Digital beats film in many ways, but has its dark side

July 18, 2002|By MIKE HIMOWITZ

When a friend's camera died after 20 years of service, he came to me with a question I'm hearing a lot these days: Should he replace Old Faithful with another film camera, or go digital?

I wish there were an unequivocal answer. Digital photography has become much cheaper and more convenient over the past three years, and the quality of digital cameras aimed at the sub-$500 consumer market is so good today that it's hard to tell a digital print from an image recorded on film.

Digital cameras are still more expensive than equivalent film equipment, but digital imaging has one great cost advantage over the long run - there's no film or traditional processing involved.

A digital camera stores photos on a flash memory card. Once you transfer the photos to your PC, you can erase the images from the card and use it again. A 128-megabyte memory card, available for as little as $60, can store 100 or more high-quality photos.

Finally, because you can preview and retouch every photo before printing, you never pay for a bad shot. Of course, you don't have to make your own prints at all. Millions happily exchange photos by e-mail or set up Web-based albums for friends and family. Millions more are using online services that make excellent photographic prints from uploaded digital images for as little as a quarter apiece.

Digital photography is also much easier than it was a few years ago. You don't need a doctorate from Geek U. to snap photos and turn them into prints or PC-based images for e-mailing. It's also great fun - even a simple photo-editing program gives you more control over your photos, and more ways to present them - than the best traditional darkroom can.

So it's not surprising that digital photography is a bright spot in an otherwise gloomy technology market. Last year, between 5.5 million and 6.5 million digital cameras were sold (depending on which trade group does the estimating). This year, the prognosticators say, sales will increase to between 7.5 million and 9.5 million units. By the end of the holiday season, up to 20 percent of American homes will have digital cameras.

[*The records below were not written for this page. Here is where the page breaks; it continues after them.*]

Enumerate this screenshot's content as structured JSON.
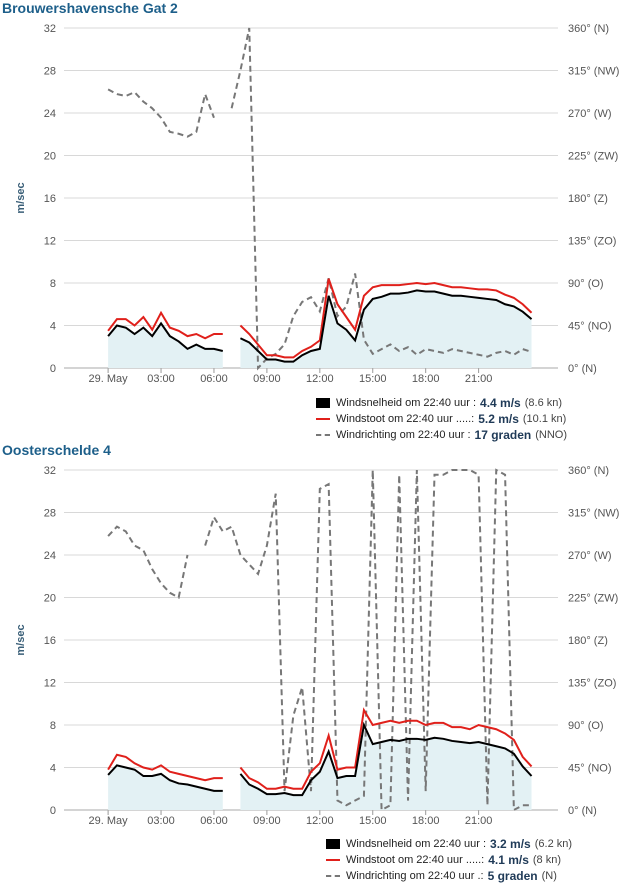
{
  "stations": [
    {
      "title": "Brouwershavensche Gat 2",
      "legend": [
        {
          "label": "Windsnelheid om 22:40 uur :",
          "value": "4.4 m/s",
          "extra": "(8.6 kn)"
        },
        {
          "label": "Windstoot om 22:40 uur .....:",
          "value": "5.2 m/s",
          "extra": "(10.1 kn)"
        },
        {
          "label": "Windrichting om 22:40 uur :",
          "value": "17 graden",
          "extra": "(NNO)"
        }
      ]
    },
    {
      "title": "Oosterschelde 4",
      "legend": [
        {
          "label": "Windsnelheid om 22:40 uur :",
          "value": "3.2 m/s",
          "extra": "(6.2 kn)"
        },
        {
          "label": "Windstoot om 22:40 uur .....:",
          "value": "4.1 m/s",
          "extra": "(8 kn)"
        },
        {
          "label": "Windrichting om 22:40 uur .:",
          "value": "5 graden",
          "extra": "(N)"
        }
      ]
    }
  ],
  "chart_data": [
    {
      "type": "line",
      "title": "Brouwershavensche Gat 2",
      "ylabel": "m/sec",
      "ylim": [
        0,
        32
      ],
      "y_ticks": [
        "0",
        "4",
        "8",
        "12",
        "16",
        "20",
        "24",
        "28",
        "32"
      ],
      "y2lim": [
        0,
        360
      ],
      "y2_ticks": [
        "0° (N)",
        "45° (NO)",
        "90° (O)",
        "135° (ZO)",
        "180° (Z)",
        "225° (ZW)",
        "270° (W)",
        "315° (NW)",
        "360° (N)"
      ],
      "x_ticks": [
        "29. May",
        "03:00",
        "06:00",
        "09:00",
        "12:00",
        "15:00",
        "18:00",
        "21:00"
      ],
      "grid": true,
      "legend_position": "bottom-right",
      "colors": {
        "speed": "#000000",
        "gust": "#e0201b",
        "direction": "#777777",
        "fill": "#e3f1f4"
      },
      "series": [
        {
          "name": "Windsnelheid",
          "x": [
            0,
            0.5,
            1,
            1.5,
            2,
            2.5,
            3,
            3.5,
            4,
            4.5,
            5,
            5.5,
            6,
            6.5,
            7,
            7.5,
            8,
            8.5,
            9,
            9.5,
            10,
            10.5,
            11,
            11.5,
            12,
            12.5,
            13,
            13.5,
            14,
            14.5,
            15,
            15.5,
            16,
            16.5,
            17,
            17.5,
            18,
            18.5,
            19,
            19.5,
            20,
            20.5,
            21,
            21.5,
            22,
            22.5,
            23,
            23.5,
            24
          ],
          "values": [
            3,
            4,
            3.8,
            3.2,
            3.8,
            3,
            4.2,
            3,
            2.5,
            1.8,
            2.2,
            1.8,
            1.8,
            1.6,
            null,
            2.8,
            2.4,
            1.6,
            0.8,
            0.8,
            0.6,
            0.6,
            1.2,
            1.6,
            1.8,
            6.8,
            4.2,
            3.6,
            2.6,
            5.5,
            6.5,
            6.7,
            7,
            7,
            7.1,
            7.3,
            7.2,
            7.2,
            7,
            6.8,
            6.8,
            6.7,
            6.6,
            6.5,
            6.4,
            6,
            5.8,
            5.3,
            4.6
          ]
        },
        {
          "name": "Windstoot",
          "x": [
            0,
            0.5,
            1,
            1.5,
            2,
            2.5,
            3,
            3.5,
            4,
            4.5,
            5,
            5.5,
            6,
            6.5,
            7,
            7.5,
            8,
            8.5,
            9,
            9.5,
            10,
            10.5,
            11,
            11.5,
            12,
            12.5,
            13,
            13.5,
            14,
            14.5,
            15,
            15.5,
            16,
            16.5,
            17,
            17.5,
            18,
            18.5,
            19,
            19.5,
            20,
            20.5,
            21,
            21.5,
            22,
            22.5,
            23,
            23.5,
            24
          ],
          "values": [
            3.5,
            4.6,
            4.6,
            4,
            4.8,
            3.6,
            5.2,
            3.8,
            3.5,
            3,
            3.2,
            2.8,
            3.2,
            3.2,
            null,
            4,
            3.2,
            2.2,
            1.2,
            1.2,
            1,
            1,
            1.6,
            2,
            2.6,
            8.4,
            6,
            4.8,
            3.6,
            6.8,
            7.6,
            7.8,
            7.8,
            7.8,
            7.9,
            8,
            7.9,
            8,
            7.8,
            7.6,
            7.6,
            7.5,
            7.4,
            7.4,
            7.3,
            6.9,
            6.6,
            6,
            5.2
          ]
        },
        {
          "name": "Windrichting",
          "x": [
            0,
            0.5,
            1,
            1.5,
            2,
            2.5,
            3,
            3.5,
            4,
            4.5,
            5,
            5.5,
            6,
            6.5,
            7,
            7.5,
            8,
            8.5,
            9,
            9.5,
            10,
            10.5,
            11,
            11.5,
            12,
            12.5,
            13,
            13.5,
            14,
            14.5,
            15,
            15.5,
            16,
            16.5,
            17,
            17.5,
            18,
            18.5,
            19,
            19.5,
            20,
            20.5,
            21,
            21.5,
            22,
            22.5,
            23,
            23.5,
            24
          ],
          "values": [
            295,
            290,
            288,
            292,
            282,
            275,
            265,
            250,
            248,
            245,
            250,
            290,
            265,
            null,
            275,
            315,
            360,
            0,
            10,
            15,
            25,
            55,
            70,
            75,
            60,
            95,
            55,
            65,
            100,
            30,
            15,
            20,
            25,
            18,
            22,
            14,
            20,
            18,
            16,
            20,
            18,
            16,
            14,
            12,
            16,
            18,
            14,
            20,
            17
          ]
        }
      ]
    },
    {
      "type": "line",
      "title": "Oosterschelde 4",
      "ylabel": "m/sec",
      "ylim": [
        0,
        32
      ],
      "y_ticks": [
        "0",
        "4",
        "8",
        "12",
        "16",
        "20",
        "24",
        "28",
        "32"
      ],
      "y2lim": [
        0,
        360
      ],
      "y2_ticks": [
        "0° (N)",
        "45° (NO)",
        "90° (O)",
        "135° (ZO)",
        "180° (Z)",
        "225° (ZW)",
        "270° (W)",
        "315° (NW)",
        "360° (N)"
      ],
      "x_ticks": [
        "29. May",
        "03:00",
        "06:00",
        "09:00",
        "12:00",
        "15:00",
        "18:00",
        "21:00"
      ],
      "grid": true,
      "legend_position": "bottom-right",
      "colors": {
        "speed": "#000000",
        "gust": "#e0201b",
        "direction": "#777777",
        "fill": "#e3f1f4"
      },
      "series": [
        {
          "name": "Windsnelheid",
          "x": [
            0,
            0.5,
            1,
            1.5,
            2,
            2.5,
            3,
            3.5,
            4,
            4.5,
            5,
            5.5,
            6,
            6.5,
            7,
            7.5,
            8,
            8.5,
            9,
            9.5,
            10,
            10.5,
            11,
            11.5,
            12,
            12.5,
            13,
            13.5,
            14,
            14.5,
            15,
            15.5,
            16,
            16.5,
            17,
            17.5,
            18,
            18.5,
            19,
            19.5,
            20,
            20.5,
            21,
            21.5,
            22,
            22.5,
            23,
            23.5,
            24
          ],
          "values": [
            3.3,
            4.2,
            4,
            3.8,
            3.2,
            3.2,
            3.4,
            2.8,
            2.5,
            2.4,
            2.2,
            2,
            1.8,
            1.8,
            null,
            3.4,
            2.4,
            2,
            1.5,
            1.5,
            1.6,
            1.4,
            1.4,
            2.8,
            3.6,
            5.5,
            3,
            3.2,
            3.2,
            8,
            6.2,
            6.4,
            6.6,
            6.5,
            6.7,
            6.7,
            6.6,
            6.8,
            6.7,
            6.5,
            6.4,
            6.3,
            6.4,
            6.2,
            6,
            5.8,
            5.3,
            4.1,
            3.2
          ]
        },
        {
          "name": "Windstoot",
          "x": [
            0,
            0.5,
            1,
            1.5,
            2,
            2.5,
            3,
            3.5,
            4,
            4.5,
            5,
            5.5,
            6,
            6.5,
            7,
            7.5,
            8,
            8.5,
            9,
            9.5,
            10,
            10.5,
            11,
            11.5,
            12,
            12.5,
            13,
            13.5,
            14,
            14.5,
            15,
            15.5,
            16,
            16.5,
            17,
            17.5,
            18,
            18.5,
            19,
            19.5,
            20,
            20.5,
            21,
            21.5,
            22,
            22.5,
            23,
            23.5,
            24
          ],
          "values": [
            3.8,
            5.2,
            5,
            4.4,
            4,
            3.8,
            4.2,
            3.6,
            3.4,
            3.2,
            3,
            2.8,
            3,
            3,
            null,
            4,
            3,
            2.6,
            2,
            2,
            2.2,
            2,
            2,
            3.6,
            4.4,
            7,
            3.8,
            4,
            4,
            9.4,
            8,
            8.2,
            8.4,
            8.2,
            8.4,
            8.4,
            8,
            8.2,
            8.2,
            7.8,
            7.8,
            7.6,
            8,
            7.8,
            7.6,
            7.2,
            6.6,
            5,
            4.1
          ]
        },
        {
          "name": "Windrichting",
          "x": [
            0,
            0.5,
            1,
            1.5,
            2,
            2.5,
            3,
            3.5,
            4,
            4.5,
            5,
            5.5,
            6,
            6.5,
            7,
            7.5,
            8,
            8.5,
            9,
            9.5,
            10,
            10.5,
            11,
            11.5,
            12,
            12.5,
            13,
            13.5,
            14,
            14.5,
            15,
            15.5,
            16,
            16.5,
            17,
            17.5,
            18,
            18.5,
            19,
            19.5,
            20,
            20.5,
            21,
            21.5,
            22,
            22.5,
            23,
            23.5,
            24
          ],
          "values": [
            290,
            300,
            295,
            280,
            275,
            255,
            240,
            230,
            225,
            270,
            null,
            280,
            310,
            295,
            300,
            270,
            260,
            250,
            280,
            335,
            20,
            100,
            130,
            20,
            340,
            345,
            10,
            5,
            10,
            15,
            360,
            0,
            5,
            355,
            10,
            360,
            20,
            355,
            355,
            360,
            360,
            360,
            355,
            5,
            360,
            355,
            0,
            5,
            5
          ]
        }
      ]
    }
  ]
}
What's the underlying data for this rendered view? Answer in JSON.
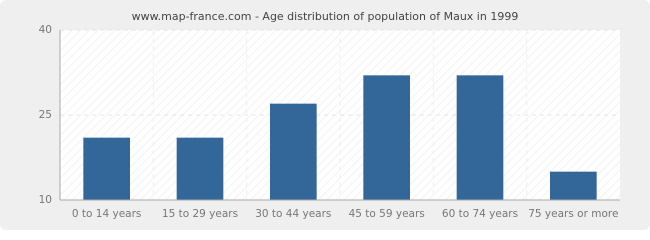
{
  "chart_data": {
    "type": "bar",
    "title": "www.map-france.com - Age distribution of population of Maux in 1999",
    "categories": [
      "0 to 14 years",
      "15 to 29 years",
      "30 to 44 years",
      "45 to 59 years",
      "60 to 74 years",
      "75 years or more"
    ],
    "values": [
      21,
      21,
      27,
      32,
      32,
      15
    ],
    "color": "#336699",
    "ylim": [
      10,
      40
    ],
    "yticks": [
      10,
      25,
      40
    ],
    "grid": true
  }
}
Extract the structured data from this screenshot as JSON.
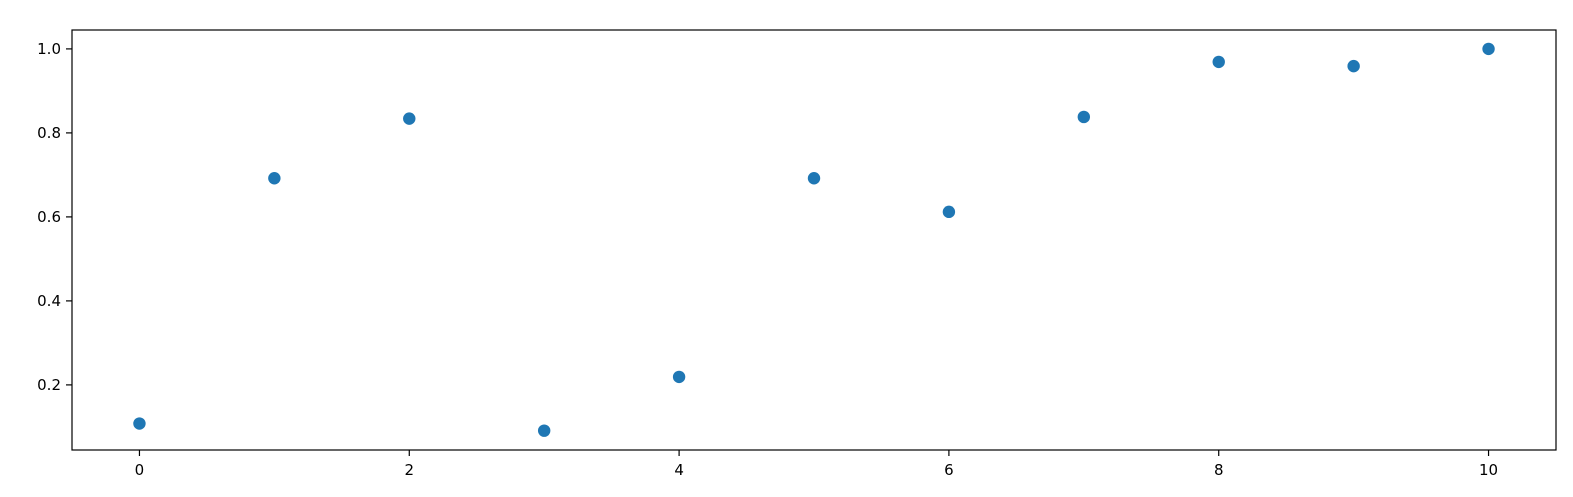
{
  "chart_data": {
    "type": "scatter",
    "title": "",
    "xlabel": "",
    "ylabel": "",
    "xlim": [
      -0.5,
      10.5
    ],
    "ylim": [
      0.045,
      1.045
    ],
    "x_ticks": [
      0,
      2,
      4,
      6,
      8,
      10
    ],
    "x_tick_labels": [
      "0",
      "2",
      "4",
      "6",
      "8",
      "10"
    ],
    "y_ticks": [
      0.2,
      0.4,
      0.6,
      0.8,
      1.0
    ],
    "y_tick_labels": [
      "0.2",
      "0.4",
      "0.6",
      "0.8",
      "1.0"
    ],
    "grid": false,
    "legend": "none",
    "marker_color": "#1f77b4",
    "series": [
      {
        "x": [
          0,
          1,
          2,
          3,
          4,
          5,
          6,
          7,
          8,
          9,
          10
        ],
        "y": [
          0.108,
          0.692,
          0.834,
          0.091,
          0.219,
          0.692,
          0.612,
          0.838,
          0.969,
          0.959,
          1.0
        ]
      }
    ]
  }
}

But digital photography does require a willingness to assimilate a little technical knowledge. It's certainly not as simple as buying a disposable camera at the drugstore, snapping your photos and picking up the prints a day later. If you only shoot an occasional roll, it's probably not worth the hassle. And if all you want are digital versions of family snapshots that that you can e-mail to Aunt Rhoda, you can get them without buying a digital camera. More about that later.

A more serious issue - and one that few digital photography enthusiasts discuss openly - is the permanence of digital images. Photos do capture moments in time (cue the Kodak music), and one of the reasons we take them is to preserve memories that will be available to our ourselves, our children, our grandchildren and later generations.

Film is a remarkably long-lived medium. The baby photos of our own kids, snapped two decades ago and stored in albums, are still vivid today. Kodachrome slides of the family that my father snapped more than 50 years ago are still in excellent shape. In fact, it's still possible to make prints from plates and negatives from the dawn of photography, more than a century ago.

Theoretically, digital images should be even more permanent. They don't depend on a particular physical medium - they exist as digital ones and zeros. You can store a digital photo on a hard disk, on a CD, DVD, digital tape or even a floppy disk. All you need is software to convert the data into an image you can view and print.

Unfortunately, the media we use to store digital information are far less permanent than film. Hard drives crash. Removable magnetic media, such as disks and tape, degrade over the years, even under the best conditions. Even compact discs may not be reliable for more than a decade.

Moreover, media are constantly evolving. Suppose, for example, that digital photography had gotten its start 20 years ago and you suddenly inherited a photo collection stored on 8-inch floppy disks. Do you know anyone with an 8-inch floppy drive? Maybe you can find one in a museum. Likewise, the formats used to store digital information change over the years, and so does the software that creates them.

Maintaining a digital photo collection over the years will require more continuing work than putting prints into albums or filing negatives in a safe place. You'll have to back up the data onto new media from time to time and, as software changes, you may want to convert the images to new formats. There's no reason to assume that computers running Windows 2075 will be able to read disks created by Windows 98.

For these reasons, surveys show that most serious photographers haven't given up on film altogether. They often shoot both film and digital images on occasions they want to preserve for posterity. I still use both and back up my digital images on a second computer and on CD. I hope I'll have the perseverance to make sure they're available when my kids want to see them in 30 or 40 years.

Meanwhile, if you'd like to give digital imaging a try without buying a camera, have your photofinisher scan the next roll of film you drop off and deliver the pictures to you over the Internet or on CD. All major finishers offer this service - look for a digital checkbox on the film envelope. Most charge a couple of dollars extra for online delivery and $4 to $10 for a CD.

Some photofinishers will even put your images online free of charge, hoping you'll order extra prints or photo-emblazoned gift items. Give it a try; it's a cheap and easy entree to digital photography.